In cerca di prove

Il rotore giroscopico più perfetto mai realizzato al mondo, con gli alloggiamenti in cui è inserito. Nel Gravity Probe B ce ne sono quattro.
Il rotore giroscopico più perfetto mai realizzato al mondo, con gli alloggiamenti in cui è inserito. Nel Gravity Probe B ce ne sono quattro.
C'erano tre indizi fenomenici che Einstein suggerì a suffragio della sua visione dell'universo. Il primo era la deflessione della luce proveniente da una stella distante. In pratica la luce, come qualsiasi altra "cosa" in movimento nell'universo, avrebbe dovuto piegarsi anch'essa alla legge della curvatura dello spaziotempo. Così, se nel suo cammino verso di noi, la luce di una stella passa vicino a un corpo dotato di grande massa, il suo cammino dovrebbe "curvare" seguendo l'avvallamento creato dalla grande massa nel tessuto dello spaziotempo e di conseguenza ai nostri occhi dovrebbe risultare leggermente spostata rispetto alla sua posizione effettiva. L'effetto fu effettivamente osservato nel 1919 da Frank Dyson, Arthur Eddington e Charles Davidson durante un esperimento concepito proprio per cercare la conferma della teoria di Einstein. Da allora l'effetto di deflessione gravitazionale dei raggi di luce e delle onde radio è stato osservato innumerevoli volte con precisione sempre crescente e sempre in accordo a quanto previsto dalla teoria. La seconda prova della teoria di Einstein venne dal fenomeno di precessione del perielio dell'orbita di Mercurio, che ogni secolo si sposta di 5600 secondi d'arco.

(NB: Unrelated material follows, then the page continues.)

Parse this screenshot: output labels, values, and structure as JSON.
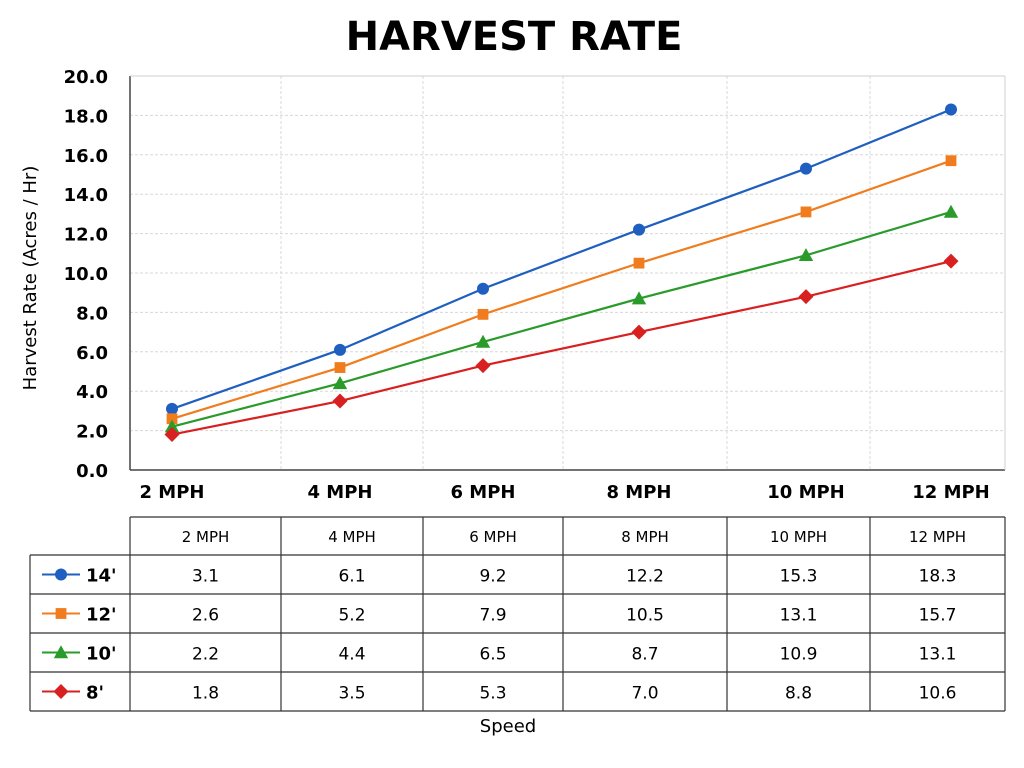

Questo significa che a ogni rivoluzione intorno al Sole, la posizione in cui Mercurio si trova più vicino al Sole stesso (il perielio, appunto) si sposta leggermente nella stessa direzione della rivoluzione. Ebbene, la teoria newtoniana spiegava il fenomeno di precessione ma lo quantificava in 5557 secondi d'arco per secolo, valore non in accordo alle osservazioni che mostrano 43 secondi d'arco in più di quelli previsti. Si dà il caso invece che la teoria di Einstein copra alla perfezione anche quei 43 secondi d'arco di troppo e risulti quindi tagliata su misura per spiegare il fenomeno. L'ultima importante prova sperimentale a conferma della validità della teoria di Einstein venne dal fenomeno di cosiddetto "redshift gravitazionale", ovvero dello spostamento verso il rosso della luce che emerge dai campi gravitazionali. Il fenomeno di redshift è l'analogo elettromagnetico dell'Effetto Doppler delle onde sonore, ben conosciuto da tutti se non altro per il classico esempio dell'ambulanza. Quando un'ambulanza si allontana da noi, infatti, il suono emanato dalla sirena viene percepito più grave perché il movimento di allontanamento dell'ambulanza abbassa la frequenza dell'onda sonora, aumentando la sua lunghezza.

La stessa cosa è applicabile anche alle onde elettromagnetiche e, nel caso della luce, questo si traduce nella tendenza dell'onda luminosa di "arrossarsi", ovvero di tendere verso lunghezze d'onda più lunghe, proprie della parte infrarossa dello spettro. Questo è il sistema con cui è stata notata ad esempio l'espansione dell'universo (la luce proveniente dai corpi in allontanamento da noi ha frequenze spostate verso il rosso), ma questo fenomeno è applicabile anche alla luce che "emerge" da un campo gravitazionale, poiché la curvatura dello spaziotempo fa perdere energia all'onda di luce, e ne fa così aumentare la lunghezza d'onda. Anche quest'effetto fu dimostrato nel 1976 da un esperimento orbitale chiamato Gravity Probe A. Tuttora, restano però da individuare le onde gravitazionali vere e proprie, che non sono mai state osservate sperimentalmente. Ma il mistero, si spera, è destinato a durare ancora per poco e, se la missione cominciata proprio pochi giorni fa avrà successo, potrà essere considerata una delle sperimentazioni più importanti di tutta la storia della fisica.